The AICPA has released three Technical Practice Aids (TPAs) that answer key questions about how fundraising expenses should be accounted for in the following situations. AFP’s Code of Ethical Principles and Standards of Professional Practice requires that members “use accurate and consistent accounting methods that conform to the appropriate guidelines adopted by the American Institute of Certified Public Accountants (AICPA)* for the type of organization involved. (* In countries outside of the United States, comparable authority should be utilized.)”
TPA 6140.20. Nonprofit organizations (NPOs) reporting no fundraising expenses.
The first TPA asks if it is possible that a nonprofit organization could report contributions but only have minimal or no fundraising expenses. This situation has been a growing concern for the Internal Revenue Service (IRS) and other regulators when they examine Form 990 documents and other charity materials and find charities that raise significant amounts of money but list no fundraising expenses.
The AICPA replies that it would be “unusual,” but does list several circumstances where this situation could occur:
- Donors contribute to the charity without the charity undertaking fundraising activities because of name recognition or custom
- Fundraising activities related to those contributions are conducted entirely or almost entirely by volunteers whose contributed services do not meet the recognition criteria for contributed services in paragraph 9 of FASB Statement No. 116
- Other organizations that the charity does not control contribute to the charity with the charity undertaking minimal or no fundraising activity or other participation in relation to those contributions
Specific examples include a religious organization that receives it funding through tithing, an organization that has no paid staff or compensated board members or a private foundation receiving support through family members or other organization with no solicitations necessary.
TPA 6140.21. Should an NPO report amounts charged to the NPO by a professional fundraiser gross (as fundraising expenses) or net (as a reduction of contributions)?

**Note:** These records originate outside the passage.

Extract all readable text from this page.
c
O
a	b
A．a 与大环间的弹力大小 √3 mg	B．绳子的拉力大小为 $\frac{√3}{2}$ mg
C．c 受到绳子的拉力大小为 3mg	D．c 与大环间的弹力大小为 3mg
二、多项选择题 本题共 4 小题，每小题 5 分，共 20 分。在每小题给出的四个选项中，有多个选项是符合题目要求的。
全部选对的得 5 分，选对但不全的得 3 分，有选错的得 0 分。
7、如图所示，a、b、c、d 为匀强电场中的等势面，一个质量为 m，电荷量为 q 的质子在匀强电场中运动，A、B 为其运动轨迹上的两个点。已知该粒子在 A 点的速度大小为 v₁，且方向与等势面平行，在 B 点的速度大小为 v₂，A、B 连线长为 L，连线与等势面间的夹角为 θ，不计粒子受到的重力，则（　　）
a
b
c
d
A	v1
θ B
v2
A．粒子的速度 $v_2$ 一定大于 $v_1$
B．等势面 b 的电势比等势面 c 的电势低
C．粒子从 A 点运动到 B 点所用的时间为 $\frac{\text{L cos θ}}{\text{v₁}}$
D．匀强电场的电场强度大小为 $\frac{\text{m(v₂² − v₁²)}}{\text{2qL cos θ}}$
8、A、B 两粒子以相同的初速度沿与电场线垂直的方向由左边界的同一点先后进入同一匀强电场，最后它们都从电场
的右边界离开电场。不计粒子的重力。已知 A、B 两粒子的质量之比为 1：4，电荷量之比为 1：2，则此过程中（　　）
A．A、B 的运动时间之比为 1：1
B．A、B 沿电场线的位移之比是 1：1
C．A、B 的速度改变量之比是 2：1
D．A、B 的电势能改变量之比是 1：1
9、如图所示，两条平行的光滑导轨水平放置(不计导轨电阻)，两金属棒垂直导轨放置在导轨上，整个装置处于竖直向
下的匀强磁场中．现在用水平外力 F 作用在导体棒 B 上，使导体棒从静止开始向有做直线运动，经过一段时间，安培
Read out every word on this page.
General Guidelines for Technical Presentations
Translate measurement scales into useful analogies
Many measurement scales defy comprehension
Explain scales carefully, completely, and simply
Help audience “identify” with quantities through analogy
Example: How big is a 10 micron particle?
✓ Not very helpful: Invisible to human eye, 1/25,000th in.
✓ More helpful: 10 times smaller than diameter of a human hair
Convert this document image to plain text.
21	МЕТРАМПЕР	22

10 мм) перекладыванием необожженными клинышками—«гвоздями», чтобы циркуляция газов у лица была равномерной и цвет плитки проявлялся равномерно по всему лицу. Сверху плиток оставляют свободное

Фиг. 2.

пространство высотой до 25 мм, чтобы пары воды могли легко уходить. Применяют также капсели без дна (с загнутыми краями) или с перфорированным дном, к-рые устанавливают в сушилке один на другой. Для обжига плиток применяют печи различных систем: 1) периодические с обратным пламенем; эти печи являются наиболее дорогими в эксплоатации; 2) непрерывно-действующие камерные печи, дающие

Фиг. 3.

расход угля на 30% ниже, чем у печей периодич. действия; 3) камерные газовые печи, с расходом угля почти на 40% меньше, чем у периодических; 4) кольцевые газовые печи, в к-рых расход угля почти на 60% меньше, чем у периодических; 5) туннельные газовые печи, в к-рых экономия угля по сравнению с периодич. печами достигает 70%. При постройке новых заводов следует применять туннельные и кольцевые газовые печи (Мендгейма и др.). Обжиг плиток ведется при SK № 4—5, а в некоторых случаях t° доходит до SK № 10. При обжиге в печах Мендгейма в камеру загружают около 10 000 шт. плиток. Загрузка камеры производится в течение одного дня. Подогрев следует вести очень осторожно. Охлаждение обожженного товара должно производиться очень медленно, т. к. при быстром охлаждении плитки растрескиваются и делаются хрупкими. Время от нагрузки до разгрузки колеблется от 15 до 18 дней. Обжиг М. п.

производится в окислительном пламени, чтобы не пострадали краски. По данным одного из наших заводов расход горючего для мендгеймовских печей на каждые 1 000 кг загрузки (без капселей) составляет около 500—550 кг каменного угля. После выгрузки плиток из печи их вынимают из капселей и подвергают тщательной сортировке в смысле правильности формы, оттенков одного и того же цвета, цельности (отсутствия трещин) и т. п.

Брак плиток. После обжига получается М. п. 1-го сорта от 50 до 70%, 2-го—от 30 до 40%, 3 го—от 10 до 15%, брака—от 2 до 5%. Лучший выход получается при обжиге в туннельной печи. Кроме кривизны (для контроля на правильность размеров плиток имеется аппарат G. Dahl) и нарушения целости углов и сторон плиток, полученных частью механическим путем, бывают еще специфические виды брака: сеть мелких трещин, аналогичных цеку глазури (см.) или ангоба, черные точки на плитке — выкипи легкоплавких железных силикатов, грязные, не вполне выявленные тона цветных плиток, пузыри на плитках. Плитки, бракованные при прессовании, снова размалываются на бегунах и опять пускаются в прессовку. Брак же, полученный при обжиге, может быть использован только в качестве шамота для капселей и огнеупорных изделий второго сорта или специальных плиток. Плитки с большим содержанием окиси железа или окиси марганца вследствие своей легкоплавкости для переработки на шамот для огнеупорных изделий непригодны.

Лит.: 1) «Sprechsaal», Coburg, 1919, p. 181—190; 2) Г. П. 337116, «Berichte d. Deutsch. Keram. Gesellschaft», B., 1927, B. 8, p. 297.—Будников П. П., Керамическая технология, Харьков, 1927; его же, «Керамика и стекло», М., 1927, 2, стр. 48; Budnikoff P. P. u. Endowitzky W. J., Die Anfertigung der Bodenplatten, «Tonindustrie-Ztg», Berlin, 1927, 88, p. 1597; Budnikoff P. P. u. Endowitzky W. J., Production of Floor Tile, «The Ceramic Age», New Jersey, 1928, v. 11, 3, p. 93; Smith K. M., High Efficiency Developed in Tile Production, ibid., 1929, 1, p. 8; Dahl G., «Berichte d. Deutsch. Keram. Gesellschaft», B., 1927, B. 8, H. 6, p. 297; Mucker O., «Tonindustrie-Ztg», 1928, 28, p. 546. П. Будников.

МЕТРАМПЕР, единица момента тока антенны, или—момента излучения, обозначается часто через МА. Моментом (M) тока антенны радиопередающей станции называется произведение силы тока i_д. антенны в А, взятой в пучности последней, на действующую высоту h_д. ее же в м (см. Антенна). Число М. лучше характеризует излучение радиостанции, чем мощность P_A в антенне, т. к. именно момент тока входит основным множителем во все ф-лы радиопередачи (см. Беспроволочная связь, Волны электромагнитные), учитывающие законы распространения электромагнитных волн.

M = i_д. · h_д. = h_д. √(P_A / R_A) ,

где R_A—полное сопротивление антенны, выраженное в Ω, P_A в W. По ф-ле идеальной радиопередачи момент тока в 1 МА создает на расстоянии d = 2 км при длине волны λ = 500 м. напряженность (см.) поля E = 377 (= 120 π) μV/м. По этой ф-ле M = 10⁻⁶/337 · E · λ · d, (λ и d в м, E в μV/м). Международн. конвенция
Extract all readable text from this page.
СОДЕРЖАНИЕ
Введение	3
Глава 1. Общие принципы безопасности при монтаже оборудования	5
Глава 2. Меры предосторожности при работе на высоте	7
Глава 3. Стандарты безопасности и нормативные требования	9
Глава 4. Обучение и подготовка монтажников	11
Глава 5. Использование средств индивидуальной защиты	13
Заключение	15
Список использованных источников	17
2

The second TPA refers to situations where a “fundraiser” (in the context of the AICPA statement, referring to an outside individual or an organization that solicits funds directly for the charity, not a consultant or employee of the charity) charges a charity for soliciting contributions. Some charities, especially those that use percentage-based compensation, argue that because they never see the funds the solicitor keeps for costs and overhead, that money shouldn’t be counted as an expense.
However, the AICPA maintains that the charity should report the entire amount raised by the solicitor as fundraising revenue, and the amount charged by the solicitor as a fundraising expense, not a reduction of contributions.
TPA 6140.22. In circumstances in which the reporting NPO undertakes a transaction in which another NPO (fundraising NPO) raises contributions on behalf of the reporting NPO, and the reporting NPO compensates the fundraising NPO for raising those contributions (compensation including, but not limited to, an administrative fee), should the reporting NPO report the fundraising NPO’s compensation gross (as fundraising expenses) or net (as a reduction of contributions)?
In other words, an intermediary organization (such as a federated fundraising entity, e.g., a United Way) raises funds and passes money on to a charity, and in return receives some sort of compensation (e.g., an administrative fee).
The third TPA concludes that the charity that receives the money (the “reporting NPO”) should report the gross amount of the contributions as contribution revenue. Administrative fees withheld by the intermediary organization (the “fundraising NPO”) should be reported as expenses.
The new TPAs, including background and more details, are available at the AICPA website in PDF format.